Ao longe, a paisagem parecia mover-se em novelos de lã. Não era possível a nitidez desejada. Mas a ideia de tocar nos novelos de lã que ondulavam no campo também lhe agradava.
Mas a melhor surpresa estava ainda reservada, porque a melhor é normalmente a derradeira! Uma “igual” esperava: como se o destino tivesse escrito o guião e a “diva” ali estivesse guardada naquele silêncio e recato, aguardando o momento mágico que os contos de fadas preconizam como verdadeiro desencadeador da felicidade perfeita.
Assim que se viram não caíram nos braços um do outro, mas foi como se tal tivesse acontecido.
Assim que se viram, travaram conhecimento como a espécie faz: cheiraram-se e depois largaram a brincar pelo campo fora, quais corças ou outros elegantes animais próximos na cor e na graciosidade.

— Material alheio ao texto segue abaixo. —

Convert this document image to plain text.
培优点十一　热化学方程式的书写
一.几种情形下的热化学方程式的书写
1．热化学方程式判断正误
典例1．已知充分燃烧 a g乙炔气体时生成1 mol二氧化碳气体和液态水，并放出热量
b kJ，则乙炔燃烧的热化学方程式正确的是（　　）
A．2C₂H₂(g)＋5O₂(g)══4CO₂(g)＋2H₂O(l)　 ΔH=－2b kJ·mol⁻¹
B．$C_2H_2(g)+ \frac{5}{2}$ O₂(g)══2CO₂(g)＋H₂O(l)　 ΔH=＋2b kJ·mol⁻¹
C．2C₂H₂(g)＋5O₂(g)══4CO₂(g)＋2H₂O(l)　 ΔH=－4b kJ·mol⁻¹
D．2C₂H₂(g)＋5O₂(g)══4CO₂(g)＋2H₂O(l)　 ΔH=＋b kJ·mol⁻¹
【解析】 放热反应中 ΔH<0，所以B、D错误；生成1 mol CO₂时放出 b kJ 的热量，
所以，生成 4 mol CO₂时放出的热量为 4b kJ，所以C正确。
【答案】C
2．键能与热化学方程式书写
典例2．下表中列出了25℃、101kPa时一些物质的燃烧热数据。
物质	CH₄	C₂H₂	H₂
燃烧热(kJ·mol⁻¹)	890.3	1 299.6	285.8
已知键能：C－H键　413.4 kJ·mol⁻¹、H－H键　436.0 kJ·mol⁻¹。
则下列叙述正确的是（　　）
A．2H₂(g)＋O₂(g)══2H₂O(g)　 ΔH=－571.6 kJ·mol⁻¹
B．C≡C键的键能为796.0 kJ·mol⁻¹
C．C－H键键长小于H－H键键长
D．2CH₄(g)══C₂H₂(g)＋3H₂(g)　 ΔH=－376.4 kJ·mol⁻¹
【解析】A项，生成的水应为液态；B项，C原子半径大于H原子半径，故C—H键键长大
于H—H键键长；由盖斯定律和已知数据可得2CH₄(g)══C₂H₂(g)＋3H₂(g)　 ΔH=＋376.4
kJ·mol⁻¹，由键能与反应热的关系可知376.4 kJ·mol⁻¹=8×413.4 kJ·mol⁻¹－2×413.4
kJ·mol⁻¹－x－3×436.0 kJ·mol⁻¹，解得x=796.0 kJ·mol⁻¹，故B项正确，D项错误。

E foi de tal modo o encantamento que o Bali não queria vir embora, regressar à cidade, à casa “paterna”, a Campo de Ourique, que de campo só tem mesmo o nome. Para regressar ao Qashqai foi preciso enganá-lo e fingir que a Princesa Encantada faria também a viagem. Só assim ele tomou o seu lugar!!!!!
Aguarda-se um desenvolvimento: o amor à segunda vista, ou como o Bali e a Vicky caíram apaixonados nas patas um do outro!